Dutch provinces call for better train connections with Germany
It is too difficult to convince travelers to travel between the Netherlands and Germany by train rather than by plane or car. The government needs to invest in more and faster trains between the two countries, a group of five provinces said in a letter to State Secretary Stientje van Veldhoven of Infrastructure, the Telegraaf reports.
According to the Dutch national railway NS, 3 million people travel by train between the Netherlands and Germany every year. That could be doubled with better connections, which led to the provinces of Gelderland, Limburg, Noord-Brabant, Overijssel and Zuid-Holland to demand that Van Veldhoven and her German counterpart take action and lower the barriers preventing better train traffic between the two countries.

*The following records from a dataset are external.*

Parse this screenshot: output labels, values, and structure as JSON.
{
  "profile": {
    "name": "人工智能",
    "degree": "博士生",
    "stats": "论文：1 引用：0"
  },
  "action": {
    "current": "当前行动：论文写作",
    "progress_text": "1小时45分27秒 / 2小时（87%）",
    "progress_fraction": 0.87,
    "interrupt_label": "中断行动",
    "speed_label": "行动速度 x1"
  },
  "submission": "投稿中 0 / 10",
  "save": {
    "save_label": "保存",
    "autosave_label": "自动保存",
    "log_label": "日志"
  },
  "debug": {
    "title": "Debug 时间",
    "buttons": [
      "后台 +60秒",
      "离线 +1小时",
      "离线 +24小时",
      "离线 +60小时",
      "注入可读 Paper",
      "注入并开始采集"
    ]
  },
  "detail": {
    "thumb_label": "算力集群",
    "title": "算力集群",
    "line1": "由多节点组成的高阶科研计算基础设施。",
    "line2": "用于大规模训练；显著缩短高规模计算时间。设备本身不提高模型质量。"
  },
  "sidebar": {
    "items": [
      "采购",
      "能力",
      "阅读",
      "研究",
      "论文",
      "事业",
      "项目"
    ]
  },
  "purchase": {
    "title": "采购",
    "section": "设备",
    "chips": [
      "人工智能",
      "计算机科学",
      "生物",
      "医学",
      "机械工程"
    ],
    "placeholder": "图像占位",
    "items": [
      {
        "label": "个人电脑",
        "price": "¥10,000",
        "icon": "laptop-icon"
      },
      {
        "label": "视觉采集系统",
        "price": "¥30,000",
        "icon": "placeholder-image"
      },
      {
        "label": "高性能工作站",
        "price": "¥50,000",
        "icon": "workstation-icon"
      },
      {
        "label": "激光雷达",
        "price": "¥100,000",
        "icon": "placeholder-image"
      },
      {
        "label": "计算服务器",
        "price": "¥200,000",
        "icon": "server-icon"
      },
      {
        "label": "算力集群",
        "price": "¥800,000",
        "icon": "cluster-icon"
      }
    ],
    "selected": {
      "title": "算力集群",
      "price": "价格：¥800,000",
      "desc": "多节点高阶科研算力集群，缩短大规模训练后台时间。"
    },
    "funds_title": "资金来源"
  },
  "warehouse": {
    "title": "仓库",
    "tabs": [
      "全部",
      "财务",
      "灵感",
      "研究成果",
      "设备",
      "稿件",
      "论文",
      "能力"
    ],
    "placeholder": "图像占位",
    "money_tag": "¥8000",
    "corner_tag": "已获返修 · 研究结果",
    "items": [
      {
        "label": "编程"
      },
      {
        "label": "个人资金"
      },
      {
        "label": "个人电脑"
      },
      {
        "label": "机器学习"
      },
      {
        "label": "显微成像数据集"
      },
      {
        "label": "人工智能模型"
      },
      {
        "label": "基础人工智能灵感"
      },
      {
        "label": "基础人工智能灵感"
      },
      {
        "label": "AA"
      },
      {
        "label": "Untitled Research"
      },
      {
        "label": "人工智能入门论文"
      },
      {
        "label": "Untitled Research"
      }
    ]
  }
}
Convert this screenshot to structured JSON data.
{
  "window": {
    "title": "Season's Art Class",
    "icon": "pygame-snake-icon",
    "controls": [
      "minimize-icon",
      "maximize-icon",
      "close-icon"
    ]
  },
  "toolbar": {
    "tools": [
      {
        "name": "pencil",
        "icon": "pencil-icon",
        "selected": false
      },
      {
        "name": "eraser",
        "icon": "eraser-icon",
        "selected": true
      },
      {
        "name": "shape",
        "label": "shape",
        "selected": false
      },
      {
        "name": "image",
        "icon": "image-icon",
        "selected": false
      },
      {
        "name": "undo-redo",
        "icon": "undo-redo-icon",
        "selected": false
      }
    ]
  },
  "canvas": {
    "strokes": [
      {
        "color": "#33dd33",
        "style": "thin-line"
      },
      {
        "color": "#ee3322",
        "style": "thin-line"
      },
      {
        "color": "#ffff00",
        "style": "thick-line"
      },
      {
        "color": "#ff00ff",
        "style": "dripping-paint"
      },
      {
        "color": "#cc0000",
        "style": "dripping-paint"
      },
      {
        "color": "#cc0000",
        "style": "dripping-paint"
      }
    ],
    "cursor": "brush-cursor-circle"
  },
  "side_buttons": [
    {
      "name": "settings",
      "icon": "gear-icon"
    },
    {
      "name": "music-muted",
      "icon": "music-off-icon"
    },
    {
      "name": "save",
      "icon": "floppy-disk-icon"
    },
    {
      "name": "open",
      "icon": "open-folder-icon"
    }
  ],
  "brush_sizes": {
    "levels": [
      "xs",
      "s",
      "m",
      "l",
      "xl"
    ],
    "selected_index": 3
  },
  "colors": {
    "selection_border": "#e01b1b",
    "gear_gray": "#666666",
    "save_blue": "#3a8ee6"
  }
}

"An international approach is now needed in both countries to remove bottlenecks in the short term. Until now, it's only been words, but nothing is being done," Zuid-Holland official Floor Vermeulen said to the newspaper.
The NS sells 100 thousand tickets just to Berlin every year, substantially less than the 800 thousand ticketed journeys to Brussels and 500 thousand to Paris. The provinces believe that the number of tickets to Berlin would increase five-fold with shorter travel times. Currently, the 650-kilometer journey from Amsterdam to Berlin takes around six hours at its fastest. The 500-kilometer trip to Paris takes under four hours to complete at an average speed roughly 22 percent faster than the route to Berlin.